# Diablo 2 Battle.net ... wo sind meine Mitspieler?!



## bumi (8. März 2006)

Hi Community

Ich hab da 'ne kleine Frage: wenn ich früher D2 gespielt hab und auf die Karte geschaut hab, hab ich jeweils gesehen wo die anderen Spieler sind, so dass ich ihnen nachlaufen konnte, falls ich sie verloren hatte. Seit dem Kauf von LoD und dem nachfolgenden Patch aber, seh ich auf der Karte nur noch mich und meine Geschöpfe (z.b. beim Necromancer) - sonst nix.
Bin ich da auf irgend eine Taste gekommen und hab das irgendwie ausgeschaltet, oder was ist da los?


----------



## Herbboy (8. März 2006)

bumi am 08.03.2006 22:53 schrieb:
			
		

> Hi Community
> 
> Ich hab da 'ne kleine Frage: wenn ich früher D2 gespielt hab und auf die Karte geschaut hab, hab ich jeweils gesehen wo die anderen Spieler sind, so dass ich ihnen nachlaufen konnte, falls ich sie verloren hatte.
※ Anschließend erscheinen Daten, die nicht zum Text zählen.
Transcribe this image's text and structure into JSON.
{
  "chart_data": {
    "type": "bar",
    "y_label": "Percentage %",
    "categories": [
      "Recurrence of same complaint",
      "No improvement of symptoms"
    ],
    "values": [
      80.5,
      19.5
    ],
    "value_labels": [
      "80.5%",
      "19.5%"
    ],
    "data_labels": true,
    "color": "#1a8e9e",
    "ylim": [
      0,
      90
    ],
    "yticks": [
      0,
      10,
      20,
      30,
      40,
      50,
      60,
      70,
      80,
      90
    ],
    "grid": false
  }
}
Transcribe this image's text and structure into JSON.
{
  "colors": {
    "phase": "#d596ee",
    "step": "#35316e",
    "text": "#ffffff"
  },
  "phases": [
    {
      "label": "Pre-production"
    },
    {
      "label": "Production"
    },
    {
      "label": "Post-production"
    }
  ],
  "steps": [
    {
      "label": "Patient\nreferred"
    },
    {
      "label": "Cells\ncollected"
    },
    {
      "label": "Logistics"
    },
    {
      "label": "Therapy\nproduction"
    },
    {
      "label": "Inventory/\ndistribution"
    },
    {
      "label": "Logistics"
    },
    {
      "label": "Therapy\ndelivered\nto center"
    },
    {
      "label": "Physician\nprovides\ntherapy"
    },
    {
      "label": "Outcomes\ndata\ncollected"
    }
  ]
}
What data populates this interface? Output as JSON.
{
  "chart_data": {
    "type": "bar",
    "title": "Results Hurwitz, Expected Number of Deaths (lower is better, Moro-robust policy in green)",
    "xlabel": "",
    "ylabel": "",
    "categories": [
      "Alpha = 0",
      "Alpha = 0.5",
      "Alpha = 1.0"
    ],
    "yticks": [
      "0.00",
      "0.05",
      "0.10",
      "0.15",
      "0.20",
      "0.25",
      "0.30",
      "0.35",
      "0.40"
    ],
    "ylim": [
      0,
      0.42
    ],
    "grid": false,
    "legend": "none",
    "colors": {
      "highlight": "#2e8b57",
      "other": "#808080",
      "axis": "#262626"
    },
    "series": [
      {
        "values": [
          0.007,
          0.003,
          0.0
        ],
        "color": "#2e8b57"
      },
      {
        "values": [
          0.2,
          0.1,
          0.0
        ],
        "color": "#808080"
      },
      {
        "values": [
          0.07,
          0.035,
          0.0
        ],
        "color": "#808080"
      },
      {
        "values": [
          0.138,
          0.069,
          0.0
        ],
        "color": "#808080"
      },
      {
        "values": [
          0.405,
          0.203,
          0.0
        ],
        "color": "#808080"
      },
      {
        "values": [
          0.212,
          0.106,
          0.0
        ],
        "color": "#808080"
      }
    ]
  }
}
Seit dem Kauf von LoD und dem nachfolgenden Patch aber, seh ich auf der Karte nur noch mich und meine Geschöpfe (z.b. beim Necromancer) - sonst nix.
> Bin ich da auf irgend eine Taste gekommen und hab das irgendwie ausgeschaltet, oder was ist da los?




anleitung? oder in den optionen nachsehen, wie die minimap belegt ist? ich glaube tab-taste, bin aber nicht sicher.


----------



## Sgod (8. März 2006)

Spielmenü-->Optionen-->Automatische Karte Optionen-->Party anzeigen: Ja-->Namen anzeigen Ja/Nein (wie du willst) 


Gruß Sgod


----------



## bumi (8. März 2006)

Sgod am 08.03.2006 23:10 schrieb:
			
		

> Spielmenü-->Optionen-->Automatische Karte Optionen-->Party anzeigen: Ja-->Namen anzeigen Ja/Nein (wie du willst)
> 
> 
> Gruß Sgod


Dankeschön   

@Herb: wo die Minimap ist weiss ich schon, aber darum gings ja: die waren auf der Minimap nicht mehr sichtbar


----------